In 2012, Ohio Republicans used early voting restrictions to limit turnout among reliably Democratic voting groups.

Now they are continuing their efforts to restrict the voices of their political opposition. Republicans, safely in the majority in both chambers of the legislature, are fast-tracking legislation that would dramatically weaken efforts to overturn the laws that they pass.

Senate Bill 47 contains language that would greatly restrict signature-gathering efforts to put unpopular legislation on the ballot for repeal.

In Ohio, laws take effect 90 days after they are signed. The state constitution offers citizens the opportunity to subject laws to a referendum – putting them on hold until voters weigh in at the ballot box. Because of the extremely high bar for putting a law up for referendum — hundreds of thousands of signatures obtained in at least half of Ohio’s counties in less than 3 months — it already can only be undertaken by extremely nimble organizations able to raise millions of dollars to rapidly deploy signature-gatherers across the state.

SB47 will make it even harder. The bill prohibits signature collection during the time — often many weeks — during which petitions are reviewed by election officials. If petitions are found to have insufficient valid signatures, organizers will have just 10 days to recruit new signature gatherers, distribute revised petitions around the state and get them back for submission. This is in contrast to current practice where signature-gathering efforts continue with existing volunteers and forms during the review phase. All momentum will be lost during the review and much of the 10-day “cure” period will be spent recruiting, training and distributing new petitions.

GOP backers argue this is merely an effort to conform to the Ohio constitution. But it’s not true. Ohio’s Constitution merely sets a deadline 10 days after a ruling to submit more signatures. It says nothing about when they are collected.

SB47 is on the fast track – passed after just three hearings in the Senate on March 6, the bill was introduced in the House the next day and is set for its second hearing and a vote this week. It will be on its way to the Governor for his signature before the end of the week if we don’t act.

Here’s what you can do:

  • I contacted my representative, and I was given the standard talking points (conforming to the Ohio constitution) mentioned in this post. I replied with some talking points of my own…
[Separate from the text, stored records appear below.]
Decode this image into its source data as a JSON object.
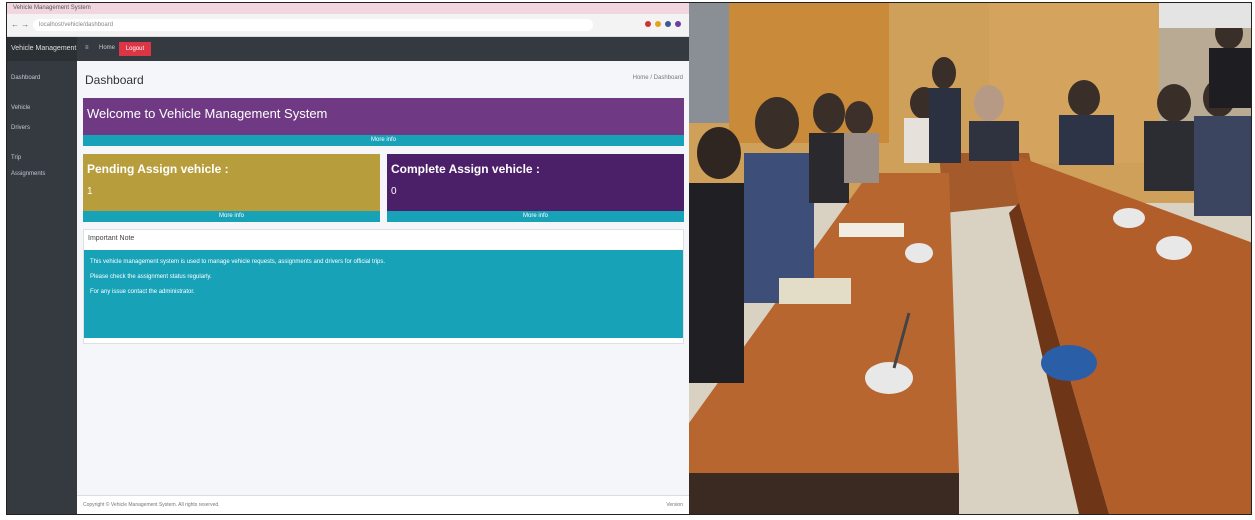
{
  "browser": {
    "tab_title": "Vehicle Management System",
    "url": "localhost/vehicle/dashboard"
  },
  "sidebar": {
    "brand": "Vehicle Management",
    "items": [
      {
        "label": "Dashboard"
      },
      {
        "label": "Vehicle"
      },
      {
        "label": "Drivers"
      },
      {
        "label": "Trip"
      },
      {
        "label": "Assignments"
      }
    ]
  },
  "navbar": {
    "links": [
      "≡",
      "Home"
    ],
    "logout": "Logout"
  },
  "content": {
    "header": "Dashboard",
    "breadcrumb": "Home / Dashboard"
  },
  "welcome": {
    "title": "Welcome to Vehicle Management System",
    "footer": "More info"
  },
  "stats": {
    "pending": {
      "title": "Pending Assign vehicle :",
      "value": "1",
      "footer": "More info"
    },
    "complete": {
      "title": "Complete Assign vehicle :",
      "value": "0",
      "footer": "More info"
    }
  },
  "card": {
    "header": "Important Note",
    "lines": [
      "This vehicle management system is used to manage vehicle requests, assignments and drivers for official trips.",
      "Please check the assignment status regularly.",
      "For any issue contact the administrator."
    ]
  },
  "footer": {
    "left": "Copyright © Vehicle Management System. All rights reserved.",
    "right": "Version"
  },
  "colors": {
    "welcome": "#6f3a83",
    "pending": "#b89d3c",
    "complete": "#4c2069",
    "info": "#17a2b8",
    "sidebar": "#343a40"
  }
}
    Terrible. Why does the GOP in Ohio behave like Dixiecrats???????

  • mrgavel

    Because both want to restrict the rights of African-Americans to vote and participate in the democratic process?

  • emptynextmom

    One point left out of this article: it does not refute the false
    argument of sponsors that SB 47 keep drumbeating when people have
    contacted their R legislators. The argument they make is that SB 47
    makes the petition process more fair through uniformity. The argument
    is false because SB 47 just replaces one “non-uniformity” with
    another, just as consequential, “non-uniformity.” The current variation
    for signature collecting time during validation, which has been 16 to
    58 days, will be replaced under SB 47 by a similar variation in the
    time for a disruptive signature collecting freeze. If the sponsors were
    truly motivated by fairness through uniformity, they would simply
    impose a fixed time for validation, a point made during the testimony in
    the Senate Hearing.

    A second point mentioned in the article
    but that deserves additional emphasis is the point about revised
    petitions needing to be printed and distributed for the final ten days
    of signature collection. This is a truly ridiculous, purely
    obstructive, provision of SB 47 that was added at the very end of the
    Senate Committee hearing. So, under SB 47, new petitions have to be
    printed on just one day’s notice “with a unique identifier” issued by
    the SOS on the day before the final ten days of signature collecting.
    The time for printing and distributing these new petitions will take up
    some of the ten days of final signature collecting, a completely
    unnecessary obstacle. (Oh, and by the way, if a petition effort is
    particularly well funded, the printing and distribution can happen more
    quickly; that’s fairness through uniformity for you!).

  • Governor Kasich signed SB 47 into law on Monday, yet the Dispatch hasn’t even printed a story about it yet.